Sin fundamento

En la presente legislatura, marcada por un trato tan reverencial y obsequioso del Ejecutivo a las regiones que más que de autonomismo podríamos hablar de «autonomicismo» —si se me permite el palabro—, Zapatero ha instituido con vocación de continuidad un par de prácticas políticas hasta ahora desusadas. La primera fue la conferencia de presidentes autonómicos que se celebró con gran pompa el pasado mes de octubre. La segunda, su presencia este miércoles en la sesión de control del Senado. Aparte el hecho mismo de acudir a la cámara alta para someterse a las preguntas de los senadores, lo más destacado del acto fue la polémica en torno al concepto que de la nación tenga o deje de tener el presidente... de la nación. A este respecto le inquirió de forma bastante mesurada el portavoz popular, Pío García Escudero. La respuesta del interpelado contuvo sólo evasivas y un ataque: según Zapatero, el PP debería abandonar el fundamentalismo que le hace apropiarse de la cuestión nacional con miras partidistas.

Fundamentalismo. A veces Zapatero recuerda al niño que suelta la bravuconada y mira de soslayo, con una media sonrisa, para ver qué efecto produce en los chicarrones de cuya pandilla quiere formar parte. Tiene guasa que el presidente reproche al PP un supuesto fundamentalismo de la nación, cuando casi todos los grupos y grupúsculos que lo apoyan a diestra y siniestra no saben practicar otra cosa. A ellos, por supuesto, nunca les achacaría tal vicio. Como tiene escrito Germán Yanke, esto del talante no consiste más que en elegir bien a quién insultas.

Ha de precaverse Zapatero, porque no sólo en la derecha hay fundamentalistas. A poco que mire en su redor, topará con miembros de su propio partido que se refieren con orgullo a la nación española —unos con no poca retórica, otros con íntima verdad— y a quienes hace maldita la gracia su coyunda con lo más rancio del separatismo. Fundamentalistas serían Bono e Ibarra, Francisco Vázquez y Redondo Terreros, Rosa Díez y Gotzone Mora.
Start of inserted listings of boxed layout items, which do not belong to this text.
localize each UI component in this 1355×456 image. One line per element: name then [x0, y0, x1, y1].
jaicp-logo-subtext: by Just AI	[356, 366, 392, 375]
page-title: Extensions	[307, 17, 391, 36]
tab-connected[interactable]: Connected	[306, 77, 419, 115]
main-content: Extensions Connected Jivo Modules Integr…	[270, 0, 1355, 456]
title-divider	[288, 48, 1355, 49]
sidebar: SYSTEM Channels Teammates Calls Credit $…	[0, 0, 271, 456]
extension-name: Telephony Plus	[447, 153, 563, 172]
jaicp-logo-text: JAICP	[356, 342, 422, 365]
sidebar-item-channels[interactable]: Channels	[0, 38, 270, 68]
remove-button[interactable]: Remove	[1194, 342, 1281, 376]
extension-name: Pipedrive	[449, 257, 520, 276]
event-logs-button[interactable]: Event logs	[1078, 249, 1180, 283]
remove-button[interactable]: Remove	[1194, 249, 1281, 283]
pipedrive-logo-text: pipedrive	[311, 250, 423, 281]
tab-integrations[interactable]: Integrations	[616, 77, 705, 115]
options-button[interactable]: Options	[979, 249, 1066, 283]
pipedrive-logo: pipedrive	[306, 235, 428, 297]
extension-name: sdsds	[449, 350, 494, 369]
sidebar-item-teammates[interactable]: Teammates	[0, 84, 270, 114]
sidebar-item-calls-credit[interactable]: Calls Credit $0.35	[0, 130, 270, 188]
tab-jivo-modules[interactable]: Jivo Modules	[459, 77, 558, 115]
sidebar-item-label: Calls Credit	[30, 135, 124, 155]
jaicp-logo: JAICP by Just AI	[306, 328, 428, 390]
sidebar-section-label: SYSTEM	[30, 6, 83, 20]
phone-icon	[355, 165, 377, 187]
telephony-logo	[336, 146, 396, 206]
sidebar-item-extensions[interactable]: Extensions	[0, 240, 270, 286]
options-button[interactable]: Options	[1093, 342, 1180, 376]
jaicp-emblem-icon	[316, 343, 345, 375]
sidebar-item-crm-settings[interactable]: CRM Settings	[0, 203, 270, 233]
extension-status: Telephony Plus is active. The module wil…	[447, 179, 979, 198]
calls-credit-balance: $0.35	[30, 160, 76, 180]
Es tan grande el disparate que sólo de pensarlo uno siente vergüenza ajena. 

Eso que Zapatero llama fundamentalismo no es otra cosa que la defensa más que razonable del sistema constitucional vigente. Un sistema gracias al cual —no se dirá lo bastante, por mucho que se repita— disfrutamos de una libertad y una prosperidad como en ningún otro periodo anterior de nuestra historia. Esta evidencia no se le puede escapar al presidente, como tampoco puede soslayar que será el responsable último de las consecuencias no deseadas del proceso constituyente que se nos avecina.

El gran problema de Zapatero en general, no sólo en cuanto a la idea de España, es su carencia de fundamento. Así, a quien lo tiene, lo percibe por contraste como fundamentalista. Eso siempre y cuando no pueda sacarle provecho —es decir, al PP—, porque los nacionalistas que le van a votar los Presupuestos Generales del Estado tienen también su poco de fundamento y su mucho de boina que, como todo el mundo sabe, es funda mental.